ME Group International Future Earnings Per Share Growth

ME Group International Future Earnings Per Share Growth

Risks

What could happen that would invalidate this narrative?
  • The group remains heavily reliant on its mature photobooth business, which experienced a revenue decline even after accounting for one-off supplier issues, and this core segment faces secular threats from increased digitization of identification and authentication that may drive down both revenue and profitability over time.
  • The business's transactional, pay-per-use model risks lagging behind broader industry moves toward recurring digital services and subscriptions, potentially restricting its ability to capture stable recurring revenues and making future earnings more volatile.
  • Expansion and profitability depend on sustained high rates of new laundry machine installations, but long-term growth is primarily driven by adding new sites rather than increasing per-unit usage, which creates significant dependence on continued physical expansion to drive revenue and EBITDA growth.
  • High operational leverage from a large fixed asset base means falling transaction volumes or market saturation could quickly erode net margins and group earnings, especially if the pace of new installations slows or utilization drops.
  • The group has not demonstrated substantial progress in digital and software-based platforms, leaving it exposed to competition from larger service companies with stronger digital offerings and threatening future revenue and margin growth as consumer and government preferences shift away from physical kiosks.

Valuation

How have all the factors above been brought together to estimate a fair value?
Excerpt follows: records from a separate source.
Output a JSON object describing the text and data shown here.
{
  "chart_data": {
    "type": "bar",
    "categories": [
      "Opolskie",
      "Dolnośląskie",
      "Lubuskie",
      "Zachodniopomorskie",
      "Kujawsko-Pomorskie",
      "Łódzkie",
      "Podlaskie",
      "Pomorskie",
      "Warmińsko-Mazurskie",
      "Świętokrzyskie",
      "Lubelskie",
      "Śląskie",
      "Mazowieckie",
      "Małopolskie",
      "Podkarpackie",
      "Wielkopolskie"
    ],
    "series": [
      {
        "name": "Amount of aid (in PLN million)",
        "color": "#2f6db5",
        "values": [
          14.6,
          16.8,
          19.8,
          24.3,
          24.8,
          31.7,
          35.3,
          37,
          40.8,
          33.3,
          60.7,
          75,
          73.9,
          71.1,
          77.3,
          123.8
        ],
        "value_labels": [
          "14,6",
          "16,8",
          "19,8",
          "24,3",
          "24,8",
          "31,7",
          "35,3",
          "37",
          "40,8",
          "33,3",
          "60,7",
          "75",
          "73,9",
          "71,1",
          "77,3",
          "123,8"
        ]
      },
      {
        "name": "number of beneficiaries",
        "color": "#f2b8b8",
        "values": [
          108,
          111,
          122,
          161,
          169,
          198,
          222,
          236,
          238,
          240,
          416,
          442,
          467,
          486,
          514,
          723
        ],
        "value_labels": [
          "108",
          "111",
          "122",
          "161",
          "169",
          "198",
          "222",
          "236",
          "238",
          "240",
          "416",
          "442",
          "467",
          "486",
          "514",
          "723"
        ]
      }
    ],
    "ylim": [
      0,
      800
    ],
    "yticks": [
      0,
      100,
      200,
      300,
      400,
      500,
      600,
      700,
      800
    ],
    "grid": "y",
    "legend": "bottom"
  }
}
  • The assumed bearish price target for ME Group International is £2.35, which represents the lowest price target estimate amongst analysts. This valuation is based on what can be assumed as the expectations of ME Group International's future earnings growth, profit margins and other risk factors from analysts on the more bearish end of the spectrum.
  • However, there is a degree of disagreement amongst analysts, with the most bullish reporting a price target of £3.05, and the most bearish reporting a price target of just £2.35.
  • In order for you to agree with the bearish analysts, you'd need to believe that by 2028, revenues will be £397.5 million, earnings will come to £71.9 million, and it would be trading on a PE ratio of 15.2x, assuming you use a discount rate of 7.3%.
  • Given the current share price of £2.05, the bearish analyst price target of £2.35 is 12.8% higher.
  • We always encourage you to reach your own conclusions though. So sense check these analyst numbers against your own assumptions and expectations based on your understanding of the business and what you believe is probable.

How well do narratives help inform your perspective?

Disclaimer

AnalystLowTarget is a tool utilizing a Large Language Model (LLM) that ingests data on consensus price targets, forecasted revenue and earnings figures, as well as the transcripts of earnings calls to produce qualitative analysis. The narratives produced by AnalystLowTarget are general in nature and are based solely on analyst data and publicly-available material published by the respective companies. These scenarios are not indicative of the company's future performance and are exploratory in nature. Simply Wall St has no position in the company(s) mentioned. Simply Wall St may provide the securities issuer or related entities with website advertising services for a fee, on an arm's length basis. These relationships have no impact on the way we conduct our business, the content we host, or how our content is served to users. The price targets and estimates used are consensus data, and do not constitute a recommendation to buy or sell any stock, and they do not take account of your objectives, or your financial situation. Note that AnalystLowTarget's analysis may not factor in the latest price-sensitive company announcements or qualitative material.